超展開
「明るい話しはさておき、本題に入るよ」
ハロンはジュースを飲み、続ける。それ俺が飲もうと思って買ったんだよなぁ……
「春人、この世界の変化に気がついたのはいつ?」
ハロンが真面目にこちらに向かって問う。
「確か1年くらい前だな」
その位なはず。
「春人はその後何か行動を起こした?」
「少しやったけど飽きた。面倒だし」
ゲームのサブクエスト並みに面倒くさくて放置のパターンが多い。あとやたらと質問してきますね…特定おじさん?
「駄目だよ春人。放っておくと進まない。ループするよ、ずっとね」
「え?この世界って物語みたいなものなのか?それじゃあ俺が進めていけば変化があるのか?」
思えば不自然な事がたくさんあった、でもそれを放り投げた。だから何も変わらないのか……
「まあ確信はないけどね」
「ないのかー」
少し期待したのに一気に残念に。
「なんでそう思うの?」
「ほら、物語ってオチがあるでしょ?」
ハロンはにこにこしながらそう言った。
なるほど、エンドワールドの方々は漫画好きで勝手に世界を創ったんだもんな。
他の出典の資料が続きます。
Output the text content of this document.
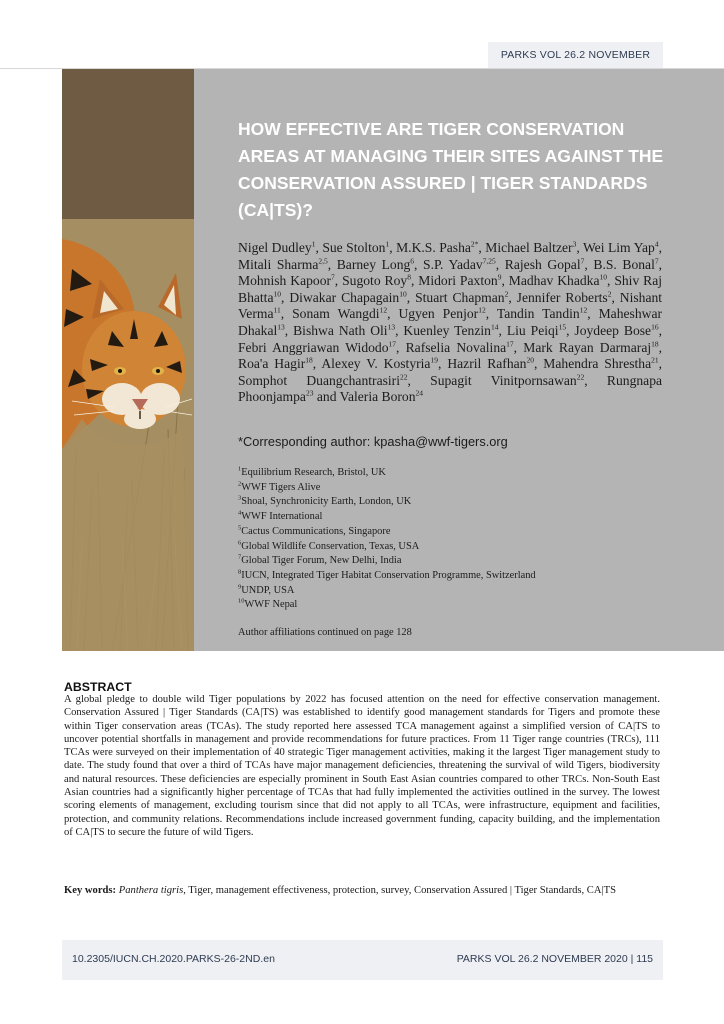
PARKS VOL 26.2 NOVEMBER
HOW EFFECTIVE ARE TIGER CONSERVATION AREAS AT MANAGING THEIR SITES AGAINST THE CONSERVATION ASSURED | TIGER STANDARDS (CA|TS)?

Nigel Dudley$^1$, Sue Stolton$^1$, M.K.S. Pasha$^{2*}$, Michael Baltzer$^3$, Wei Lim Yap$^4$, Mitali Sharma$^{2,5}$, Barney Long$^6$, S.P. Yadav$^{7,25}$, Rajesh Gopal$^7$, B.S. Bonal$^7$, Mohnish Kapoor$^7$, Sugoto Roy$^8$, Midori Paxton$^9$, Madhav Khadka$^{10}$, Shiv Raj Bhatta$^{10}$, Diwakar Chapagain$^{10}$, Stuart Chapman$^2$, Jennifer Roberts$^2$, Nishant Verma$^{11}$, Sonam Wangdi$^{12}$, Ugyen Penjor$^{12}$, Tandin Tandin$^{12}$, Maheshwar Dhakal$^{13}$, Bishwa Nath Oli$^{13}$, Kuenley Tenzin$^{14}$, Liu Peiqi$^{15}$, Joydeep Bose$^{16}$, Febri Anggriawan Widodo$^{17}$, Rafselia Novalina$^{17}$, Mark Rayan Darmaraj$^{18}$, Roa'a Hagir$^{18}$, Alexey V. Kostyria$^{19}$, Hazril Rafhan$^{20}$, Mahendra Shrestha$^{21}$, Somphot Duangchantrasiri$^{22}$, Supagit Vinitpornsawan$^{22}$, Rungnapa Phoonjampa$^{23}$ and Valeria Boron$^{24}$

*Corresponding author: kpasha@wwf-tigers.org

$^1$Equilibrium Research, Bristol, UK
$^2$WWF Tigers Alive
$^3$Shoal, Synchronicity Earth, London, UK
$^4$WWF International
$^5$Cactus Communications, Singapore
$^6$Global Wildlife Conservation, Texas, USA
$^7$Global Tiger Forum, New Delhi, India
$^8$IUCN, Integrated Tiger Habitat Conservation Programme, Switzerland
$^9$UNDP, USA
$^{10}$WWF Nepal

Author affiliations continued on page 128

ABSTRACT

A global pledge to double wild Tiger populations by 2022 has focused attention on the need for effective conservation management. Conservation Assured | Tiger Standards (CA|TS) was established to identify good management standards for Tigers and promote these within Tiger conservation areas (TCAs). The study reported here assessed TCA management against a simplified version of CA|TS to uncover potential shortfalls in management and provide recommendations for future practices. From 11 Tiger range countries (TRCs), 111 TCAs were surveyed on their implementation of 40 strategic Tiger management activities, making it the largest Tiger management study to date. The study found that over a third of TCAs have major management deficiencies, threatening the survival of wild Tigers, biodiversity and natural resources. These deficiencies are especially prominent in South East Asian countries compared to other TRCs. Non-South East Asian countries had a significantly higher percentage of TCAs that had fully implemented the activities outlined in the survey. The lowest scoring elements of management, excluding tourism since that did not apply to all TCAs, were infrastructure, equipment and facilities, protection, and community relations. Recommendations include increased government funding, capacity building, and the implementation of CA|TS to secure the future of wild Tigers.

Key words: Panthera tigris, Tiger, management effectiveness, protection, survey, Conservation Assured | Tiger Standards, CA|TS

10.2305/IUCN.CH.2020.PARKS-26-2ND.en	PARKS VOL 26.2 NOVEMBER 2020 | 115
でもあの人達そこまで考えてないと思うんですけど。
「とりあえず試してみよう!1年前にもどすよ!」
「おー!……おー?戻す?」
「じゃあ頑張ってね!ちなみに記憶は薄れるよ!」
ハロンは俺に触れ、指を鳴らした。
「え?ちょっとまてまてま──」
急すぎて止めようとしたが、目の前が真っ白になった。
…………
……
──おきて
──朝だよ!
幻聴が聞こえる……。ついに私もイかれてしまったか。なんてな、疲れてるんだろう。
「起~き~て!」
「ふごっ!?」
今度は幻聴とともに身体に衝撃が!
「地震っ!!?」
思わず飛び起きてしまった。しかし、物が倒れていない。
「なに寝ぼけてるの…」
幻聴が耳元で聞こえたので顔を向ける。するとそこには──
「おはよう、春人」
長くも短くもない髪型の女の子がいた。